Tax officers unimpressed by the justifications given could disallow as business expenditure what they think is the excess remuneration and add the same to the taxable income of the companies. Such re-computation of income called transfer pricing adjustments would lead to higher tax claims.
Income tax department sources told FE that field officers would start assessing returns on managerial remuneration in July to take up possible cases of audit and transfer pricing adjustments.
Businesses have to justify directors remuneration in great detail to avoid transfer pricing adjustments. There are no hard and fast rules on how to justify the remuneration but when shown to an independent third party, it should appear convincing as reasonable compensation for the services rendered by the executive or promoter manager, said an official of the tax department, who asked not to be named.
Justifying the handsome salaries given to top executives is going to be a tough call for India Inc as assessing the contribution and potential of employees is highly subjective and would vary from company to company. Since directors remuneration is now classified as a related-party transaction between the company and the director, it has to be on an arms length basis that is, the amount has to be as if the parties were unrelated. It should be close to what would have been charged between independent parties in an open market.

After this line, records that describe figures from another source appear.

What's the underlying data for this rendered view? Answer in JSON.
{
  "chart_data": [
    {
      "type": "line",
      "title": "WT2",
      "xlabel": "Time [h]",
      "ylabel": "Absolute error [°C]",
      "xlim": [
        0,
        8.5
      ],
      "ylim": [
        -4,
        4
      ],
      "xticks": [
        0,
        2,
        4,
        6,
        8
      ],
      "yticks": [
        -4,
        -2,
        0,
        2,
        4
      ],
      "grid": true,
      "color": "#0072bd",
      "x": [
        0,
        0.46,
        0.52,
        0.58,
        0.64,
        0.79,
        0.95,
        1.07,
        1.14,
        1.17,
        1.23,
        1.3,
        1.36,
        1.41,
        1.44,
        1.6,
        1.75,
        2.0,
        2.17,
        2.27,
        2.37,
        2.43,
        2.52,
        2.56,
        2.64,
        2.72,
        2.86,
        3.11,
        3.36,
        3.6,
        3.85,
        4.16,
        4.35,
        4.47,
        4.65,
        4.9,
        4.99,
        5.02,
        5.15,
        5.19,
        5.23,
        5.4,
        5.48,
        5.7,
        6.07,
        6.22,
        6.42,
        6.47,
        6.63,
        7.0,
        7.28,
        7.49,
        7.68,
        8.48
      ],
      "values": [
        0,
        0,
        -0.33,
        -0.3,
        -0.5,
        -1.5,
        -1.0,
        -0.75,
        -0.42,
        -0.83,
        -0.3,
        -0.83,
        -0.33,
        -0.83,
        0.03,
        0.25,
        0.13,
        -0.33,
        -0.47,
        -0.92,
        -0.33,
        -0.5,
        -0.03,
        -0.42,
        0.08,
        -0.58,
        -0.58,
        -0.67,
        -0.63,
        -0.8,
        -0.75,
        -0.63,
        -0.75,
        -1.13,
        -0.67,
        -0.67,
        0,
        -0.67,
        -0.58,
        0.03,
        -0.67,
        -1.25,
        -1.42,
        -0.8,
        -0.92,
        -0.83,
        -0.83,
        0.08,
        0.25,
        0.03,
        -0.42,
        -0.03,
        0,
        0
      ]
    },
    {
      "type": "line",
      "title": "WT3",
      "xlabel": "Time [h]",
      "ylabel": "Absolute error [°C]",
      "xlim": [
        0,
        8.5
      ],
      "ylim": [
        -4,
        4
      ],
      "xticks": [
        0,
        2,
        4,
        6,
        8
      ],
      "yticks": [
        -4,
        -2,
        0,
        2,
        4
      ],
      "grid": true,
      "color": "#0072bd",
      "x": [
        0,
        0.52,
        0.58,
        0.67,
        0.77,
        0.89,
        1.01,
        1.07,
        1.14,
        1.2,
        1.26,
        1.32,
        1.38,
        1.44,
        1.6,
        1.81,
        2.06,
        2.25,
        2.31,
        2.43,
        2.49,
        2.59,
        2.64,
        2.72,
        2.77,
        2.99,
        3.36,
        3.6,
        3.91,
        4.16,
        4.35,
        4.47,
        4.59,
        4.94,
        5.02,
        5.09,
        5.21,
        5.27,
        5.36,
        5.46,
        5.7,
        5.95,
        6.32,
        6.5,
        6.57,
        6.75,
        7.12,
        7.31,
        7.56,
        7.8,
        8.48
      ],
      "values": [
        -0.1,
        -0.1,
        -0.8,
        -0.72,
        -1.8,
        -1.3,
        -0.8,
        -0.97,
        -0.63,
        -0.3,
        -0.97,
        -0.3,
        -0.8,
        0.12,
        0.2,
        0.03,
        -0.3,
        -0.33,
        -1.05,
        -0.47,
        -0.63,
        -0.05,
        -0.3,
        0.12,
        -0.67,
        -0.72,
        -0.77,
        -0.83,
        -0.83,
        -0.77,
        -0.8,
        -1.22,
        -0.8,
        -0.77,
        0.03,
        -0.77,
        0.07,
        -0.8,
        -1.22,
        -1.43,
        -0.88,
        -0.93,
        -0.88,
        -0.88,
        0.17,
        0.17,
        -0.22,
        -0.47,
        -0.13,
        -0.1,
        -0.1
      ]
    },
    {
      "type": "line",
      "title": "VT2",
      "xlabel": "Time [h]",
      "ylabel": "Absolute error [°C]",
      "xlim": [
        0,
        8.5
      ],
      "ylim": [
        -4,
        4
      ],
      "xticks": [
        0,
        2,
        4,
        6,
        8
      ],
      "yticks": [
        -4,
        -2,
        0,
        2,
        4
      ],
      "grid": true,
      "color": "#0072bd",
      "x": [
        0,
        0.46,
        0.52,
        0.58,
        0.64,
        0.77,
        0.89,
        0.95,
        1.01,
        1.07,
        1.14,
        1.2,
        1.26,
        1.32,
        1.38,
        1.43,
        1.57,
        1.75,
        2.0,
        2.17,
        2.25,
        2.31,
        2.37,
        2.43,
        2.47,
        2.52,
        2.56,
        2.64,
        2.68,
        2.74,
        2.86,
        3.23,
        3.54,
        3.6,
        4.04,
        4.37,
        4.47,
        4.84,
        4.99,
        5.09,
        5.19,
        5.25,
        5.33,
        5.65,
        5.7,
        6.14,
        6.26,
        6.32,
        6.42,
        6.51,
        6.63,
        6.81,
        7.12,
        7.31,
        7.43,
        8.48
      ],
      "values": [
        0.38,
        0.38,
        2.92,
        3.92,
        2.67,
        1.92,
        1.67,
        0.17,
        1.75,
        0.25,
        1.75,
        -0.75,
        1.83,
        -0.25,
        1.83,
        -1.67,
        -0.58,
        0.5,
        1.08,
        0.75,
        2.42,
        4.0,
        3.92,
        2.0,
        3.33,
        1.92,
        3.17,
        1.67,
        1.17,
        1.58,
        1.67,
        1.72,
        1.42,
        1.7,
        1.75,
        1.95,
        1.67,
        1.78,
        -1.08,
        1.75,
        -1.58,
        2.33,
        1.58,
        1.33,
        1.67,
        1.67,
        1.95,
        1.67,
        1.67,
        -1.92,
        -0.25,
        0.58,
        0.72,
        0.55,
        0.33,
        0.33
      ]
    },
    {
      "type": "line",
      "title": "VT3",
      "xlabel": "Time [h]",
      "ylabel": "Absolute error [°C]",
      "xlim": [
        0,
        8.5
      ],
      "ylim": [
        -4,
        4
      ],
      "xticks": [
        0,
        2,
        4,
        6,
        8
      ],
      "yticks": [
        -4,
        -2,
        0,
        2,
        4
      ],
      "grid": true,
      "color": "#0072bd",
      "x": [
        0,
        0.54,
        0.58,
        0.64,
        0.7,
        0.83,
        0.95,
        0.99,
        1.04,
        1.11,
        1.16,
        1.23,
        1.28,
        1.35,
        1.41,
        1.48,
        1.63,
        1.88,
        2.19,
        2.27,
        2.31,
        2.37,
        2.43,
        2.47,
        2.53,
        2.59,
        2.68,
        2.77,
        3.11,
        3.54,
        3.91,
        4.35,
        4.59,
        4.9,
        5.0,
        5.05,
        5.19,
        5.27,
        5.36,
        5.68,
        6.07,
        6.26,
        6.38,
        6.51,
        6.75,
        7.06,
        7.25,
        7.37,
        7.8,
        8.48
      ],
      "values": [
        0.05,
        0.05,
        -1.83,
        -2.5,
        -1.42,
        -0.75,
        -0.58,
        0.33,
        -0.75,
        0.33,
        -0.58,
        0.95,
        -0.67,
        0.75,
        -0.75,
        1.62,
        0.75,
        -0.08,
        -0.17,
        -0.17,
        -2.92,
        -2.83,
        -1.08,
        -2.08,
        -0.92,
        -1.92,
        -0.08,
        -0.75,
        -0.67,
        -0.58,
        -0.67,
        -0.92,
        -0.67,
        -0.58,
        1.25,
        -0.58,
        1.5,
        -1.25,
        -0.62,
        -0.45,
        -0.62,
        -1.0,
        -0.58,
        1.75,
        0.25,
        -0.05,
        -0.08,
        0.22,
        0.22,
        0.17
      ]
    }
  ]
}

Using comparable salaries of peers in similar companies for benchmarking and proving the arms length nature of executive pay is difficult. This is because such remunerations vary widely. For example, TCS CEO & MD Chandrasekaran received Rs 11.68 crore in 2012-13, compared with Rs 65 lakh Infosys CEO & MD SD Shibulal took home and Rs 4.93 crore accepted by Infosys whole-time director BG Srinivas.
In the case of Ambani, who accepted Rs 15 crore in 2012-13, less than half of what has been approved by RIL shareholders, it is hard to find a private sector oil and gas company of similar size. Cairn India, which is several notches below RIL in market capitalisation and different in the product mix, paid its then CEO Rahul Dhir Rs 17 crore.
The idea of subjecting executive pay to transfer pricing rules is to prevent shifting of profits to related parties, eroding the tax base and jeopardising the interests of the larger shareholder community of an enterprise.
Benchmarking directors remuneration is one of the most difficult aspects of domestic transfer pricing. A CBDT clarification on ways of benchmarking directors remuneration would be much appreciated. Meticulous documentation may be required whichever method is used, said Amit Maheshwari, partner, Ashok Maheshwary & Associates.
It is impossible to comply with transfer pricing norms in executive remuneration, said a tax expert with one of the big four accounting firms, who didnt wish to be identified.
Considering the difficulty in benchmarking compensation of top executives with their peers in other companies, the finance ministry is now favourably examining some of the suggestions it received to reduce confusion and possible litigation.
One view is that in the absence of comparable external data on executive pay (external comparable uncontrolled price or CUP), listed companies could use shareholder approved managerial remuneration (as an internal comparable uncontrolled price or internal CUP) to establish the arms length nature of the compensation, said a government official, who declined to be named. The government is yet to issue any guidance on this. This method, however, would not be applicable for unlisted companies.
Experts said that some of the ways to justify the arms length nature of executive pay could include use of external HR compensation survey reports, references to the pay received by executives prior to them becoming directors and compliance with the ceiling on total managerial remuneration as required by the Companies Act (11% of net profits).